Joyous syllables, in early times expressive of the delights of the chase, and even to-day carrying an echo of nights of festivity, though an echo only. How many thousand of provincials, seeing London, have been drawn to those odourous byways that thrust themselves so briskly through the staid pleasure-land of the West End—Greek Street, Frith Street, Dean Street, Old Compton Street: a series of interjections breaking a dull paragraph—where they might catch the true Latin temper and bear away to the smoking-rooms of country Conservative clubs fulsome tales that have made Soho already a legend. Indeed, I know one cautious lad from Yorkshire, whose creed is that You Never Know and You Can't Be Too Careful, who always furnishes himself with a loaded revolver when dining with a town friend in Soho. I am not one to look sourly upon the simple pleasures of the poor; I do not begrudge him his concocted dish of thrills. I only mention this trick of his because it proves again the strange resurrective powers of an oft-buried lie. You may sweep, you may garnish Soho if you will; but the scent of adventure will hang round it still.

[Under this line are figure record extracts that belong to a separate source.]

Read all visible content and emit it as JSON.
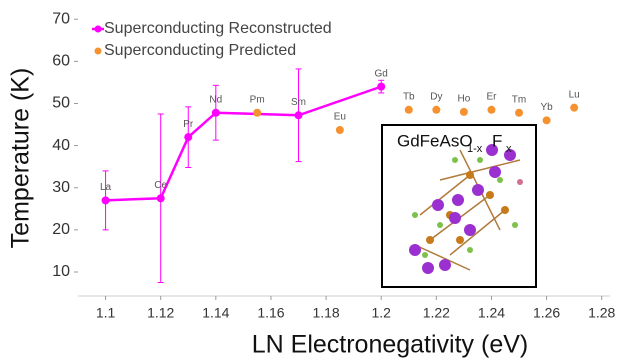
{
  "chart_data": {
    "type": "line",
    "x_label": "LN Electronegativity (eV)",
    "y_label": "Temperature (K)",
    "xlim": [
      1.09,
      1.283
    ],
    "ylim": [
      4.3,
      71
    ],
    "xticks": [
      1.1,
      1.12,
      1.14,
      1.16,
      1.18,
      1.2,
      1.22,
      1.24,
      1.26,
      1.28
    ],
    "yticks": [
      10,
      20,
      30,
      40,
      50,
      60,
      70
    ],
    "legend": "upper left",
    "series": [
      {
        "name": "Superconducting Reconstructed",
        "color": "#ff00ff",
        "mode": "line",
        "x": [
          1.1,
          1.12,
          1.13,
          1.14,
          1.17,
          1.2
        ],
        "values": [
          27,
          27.5,
          42,
          47.8,
          47.2,
          54
        ],
        "errors": [
          7,
          20,
          7.2,
          6.5,
          11,
          1.5
        ],
        "point_labels": [
          "La",
          "Ce",
          "Pr",
          "Nd",
          "Sm",
          "Gd"
        ]
      },
      {
        "name": "Superconducting Predicted",
        "color": "#f5922f",
        "mode": "scatter",
        "x": [
          1.155,
          1.185,
          1.21,
          1.22,
          1.23,
          1.24,
          1.25,
          1.26,
          1.27
        ],
        "values": [
          47.8,
          43.7,
          48.5,
          48.5,
          48,
          48.5,
          47.8,
          46,
          49
        ],
        "point_labels": [
          "Pm",
          "Eu",
          "Tb",
          "Dy",
          "Ho",
          "Er",
          "Tm",
          "Yb",
          "Lu"
        ]
      }
    ],
    "inset": {
      "formula": "GdFeAsO",
      "sub1": "1-x",
      "element": "F",
      "sub2": "x"
    }
  }
}
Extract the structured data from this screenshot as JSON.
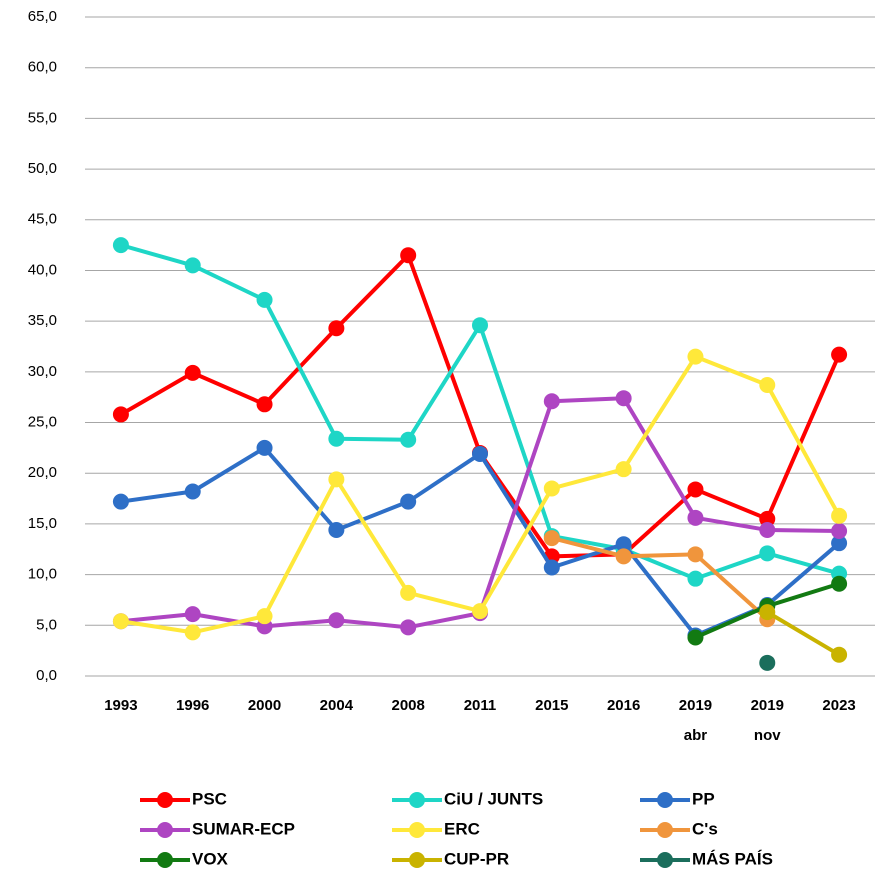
{
  "chart_data": {
    "type": "line",
    "categories": [
      "1993",
      "1996",
      "2000",
      "2004",
      "2008",
      "2011",
      "2015",
      "2016",
      "2019\nabr",
      "2019\nnov",
      "2023"
    ],
    "series": [
      {
        "name": "PSC",
        "color": "#ff0000",
        "values": [
          25.8,
          29.9,
          26.8,
          34.3,
          41.5,
          22.0,
          11.8,
          12.0,
          18.4,
          15.5,
          31.7
        ]
      },
      {
        "name": "CiU / JUNTS",
        "color": "#1ed6c6",
        "values": [
          42.5,
          40.5,
          37.1,
          23.4,
          23.3,
          34.6,
          13.8,
          12.5,
          9.6,
          12.1,
          10.1
        ]
      },
      {
        "name": "PP",
        "color": "#2e6fc7",
        "values": [
          17.2,
          18.2,
          22.5,
          14.4,
          17.2,
          21.9,
          10.7,
          13.0,
          4.0,
          7.0,
          13.1
        ]
      },
      {
        "name": "SUMAR-ECP",
        "color": "#ae45c2",
        "values": [
          5.4,
          6.1,
          4.9,
          5.5,
          4.8,
          6.2,
          27.1,
          27.4,
          15.6,
          14.4,
          14.3
        ]
      },
      {
        "name": "ERC",
        "color": "#ffe83a",
        "values": [
          5.4,
          4.3,
          5.9,
          19.4,
          8.2,
          6.4,
          18.5,
          20.4,
          31.5,
          28.7,
          15.8
        ]
      },
      {
        "name": "C's",
        "color": "#f0953c",
        "values": [
          null,
          null,
          null,
          null,
          null,
          null,
          13.6,
          11.8,
          12.0,
          5.6,
          null
        ]
      },
      {
        "name": "VOX",
        "color": "#127a12",
        "values": [
          null,
          null,
          null,
          null,
          null,
          null,
          null,
          null,
          3.8,
          6.9,
          9.1
        ]
      },
      {
        "name": "CUP-PR",
        "color": "#c9b300",
        "values": [
          null,
          null,
          null,
          null,
          null,
          null,
          null,
          null,
          null,
          6.3,
          2.1
        ]
      },
      {
        "name": "MÁS PAÍS",
        "color": "#1b6e5c",
        "values": [
          null,
          null,
          null,
          null,
          null,
          null,
          null,
          null,
          null,
          1.3,
          null
        ]
      }
    ],
    "ylim": [
      0,
      65
    ],
    "yticks": [
      {
        "value": 0,
        "label": "0,0"
      },
      {
        "value": 5,
        "label": "5,0"
      },
      {
        "value": 10,
        "label": "10,0"
      },
      {
        "value": 15,
        "label": "15,0"
      },
      {
        "value": 20,
        "label": "20,0"
      },
      {
        "value": 25,
        "label": "25,0"
      },
      {
        "value": 30,
        "label": "30,0"
      },
      {
        "value": 35,
        "label": "35,0"
      },
      {
        "value": 40,
        "label": "40,0"
      },
      {
        "value": 45,
        "label": "45,0"
      },
      {
        "value": 50,
        "label": "50,0"
      },
      {
        "value": 55,
        "label": "55,0"
      },
      {
        "value": 60,
        "label": "60,0"
      },
      {
        "value": 65,
        "label": "65,0"
      }
    ],
    "grid": true,
    "legend": "bottom"
  }
}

But to-day the scent is very faint. The streets that once rang with laughter and prodigal talk are in A.D. 1917 charged with gloom; their gentle noise is pitched in the minor key. These morsels of the South, shovelled into the swart melancholies of central London, have lost their happy summer tone. Charing Cross Road was always a streak of misery, but, on the most leaden day, its side streets gave an impression of light. Lord knows whence came the light. Not from the skies. Perhaps from the indolently vivacious loungers; perhaps from the flower-boxes on the window-sills, or the variegated shops bowered with pendant polonies, in rainbow wrappings of tinfoil, and flasks of Chianti. One always walked down Old Compton Street with a lilt, as to some carnival tune. Nothing mattered. There were macaroni and spaghetti to eat, and Chianti to drink; dishes of ravioli; cigars at a halfpenny a time and cigarettes at six a penny; copies of frivolous comic-papers; and delicate glasses of lire, a liqueur that carried you at the first sip to the green-hued Mediterranean. The very smell of the place was the smell of those lovable little towns of the Midi.